Assim como todas as pessoas trans sofrem transfobia e cissexismo em diferentes dimensões (dependendo de quão frequentemente nos declaramos transgênero, quão óbvio isso é, e o quanto “fora do armário” somos), nós também sofremos misoginia em diferentes dimensões. Isso torna-se mais evidente com o fato de que, apesar de haver muitos tipos diferentes de pessoas transgênero, nossa sociedade tende a reservar grande parte de sua atenção e ridículo para as mulheres trans e outras pessoas no espectro masculino-para-feminino. Isso não acontece apenas porque transgredimos as normas de gênero por si só, mas porque nós, necessariamente, valorizamos nosso próprio corpo feminino e nossa feminilidade. Certamente, na maioria dos casos, são nossas expressões de feminilidade e do feminino que tornam-se sensacionalizados, sexualizados, e trivializados por outrem. Apesar das pessoas trans no espectro mulher-para-homem sofrerem discriminação por romper com as normas de gênero (também conhecida como transfobia), suas expressões de masculinidade ou do masculino por si só não são alvos de ridicularização – fazer isso exigiria que se questionasse a própria masculinidade.
Quando uma pessoa é ridicularizada ou descartada não apenas por transgredir as normas de gênero, mas por suas expressões de feminilidade ou de seu corpo feminino, elas se tornam vítimas de uma forma específica de discriminação: transmisoginia. Quando a maioria das piadas feitas às custas de pessoas trans focam-se em “homens que usam vestidos” ou “homens que querem que cortem seus pênis”, isso não é transfobia – trata-se de transmisoginia. Quando a maior parte da violência e agressão sexual que se comete contra pessoas trans é direcionada às mulheres trans, isso não é transfobia – trata-se de transmisoginia. Se não há problema quando mulheres usam roupas “de homem”, mas homens que vestem roupas “de mulher” podem ser diagnosticados com o “distúrbio psicológico” Transvestismo Fetichista, isso não é transfobia – trata-se de transmisoginia.

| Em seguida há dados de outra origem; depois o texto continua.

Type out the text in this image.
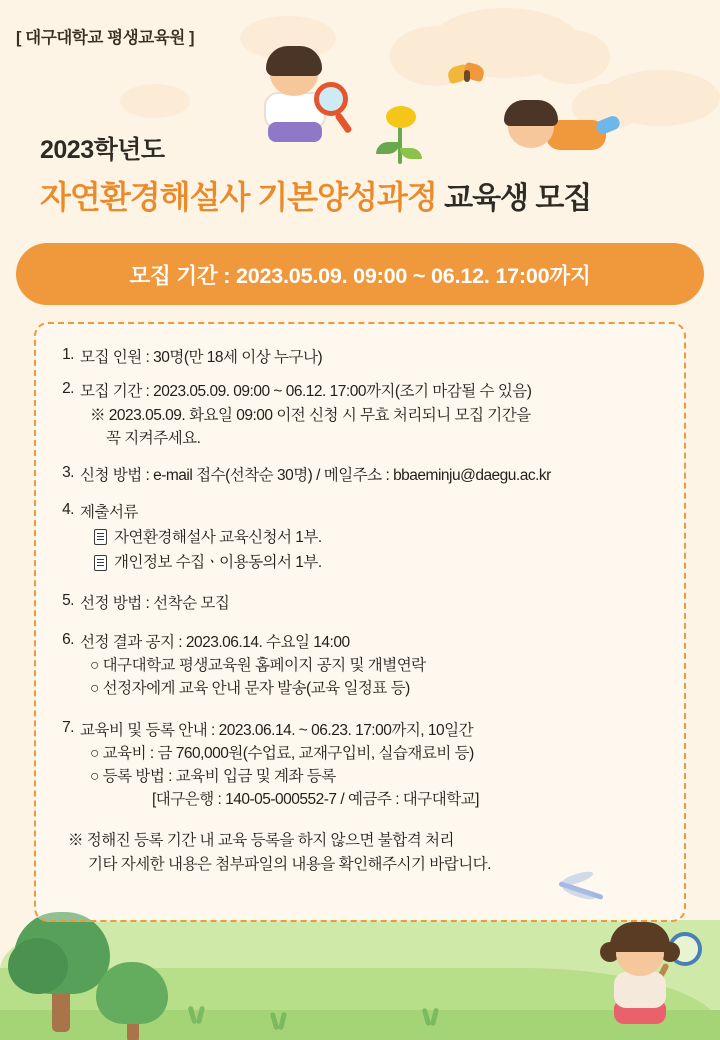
[ 대구대학교 평생교육원 ]
2023학년도
자연환경해설사 기본양성과정 교육생 모집
모집 기간 : 2023.05.09. 09:00 ~ 06.12. 17:00까지
1. 모집 인원 : 30명(만 18세 이상 누구나)
2. 모집 기간 : 2023.05.09. 09:00 ~ 06.12. 17:00까지(조기 마감될 수 있음)
※ 2023.05.09. 화요일 09:00 이전 신청 시 무효 처리되니 모집 기간을
꼭 지켜주세요.
3. 신청 방법 : e-mail 접수(선착순 30명) / 메일주소 : bbaeminju@daegu.ac.kr
4. 제출서류
자연환경해설사 교육신청서 1부.
개인정보 수집ㆍ이용동의서 1부.
5. 선정 방법 : 선착순 모집
6. 선정 결과 공지 : 2023.06.14. 수요일 14:00
○ 대구대학교 평생교육원 홈페이지 공지 및 개별연락
○ 선정자에게 교육 안내 문자 발송(교육 일정표 등)
7. 교육비 및 등록 안내 : 2023.06.14. ~ 06.23. 17:00까지, 10일간
○ 교육비 : 금 760,000원(수업료, 교재구입비, 실습재료비 등)
○ 등록 방법 : 교육비 입금 및 계좌 등록
[대구은행 : 140-05-000552-7 / 예금주 : 대구대학교]
※ 정해진 등록 기간 내 교육 등록을 하지 않으면 불합격 처리
기타 자세한 내용은 첨부파일의 내용을 확인해주시기 바랍니다.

Quando organizações e eventos femininos ou lésbicos abrem suas portas para homens trans mas não para mulheres trans, isso não é transfobia – trata-se de transmisoginia.
Numa hierarquia de gênero centrada no masculino, em que se supõe que homens são melhores que as mulheres e que a masculinidade é superior à feminilidade, não se percebe ameaça maior que a existência de mulheres trans, que, apesar de terem nascido homens e terem herdado os privilégios masculinos, “escolhem” tornar-se mulheres. Quando elevamos nossa feminilidade e nosso feminino, de certa maneira também elevamos dúvidas a respeito da suposta supremacia da masculinidade e do masculino. Para que seja reduzida a ameaça que causamos à hierarquia centrada na masculinidade, nossa cultura (por meio da mídia, primariamente) usa uma gama de táticas no arsenal do sexismo tradicional para fazer pouco caso de nós.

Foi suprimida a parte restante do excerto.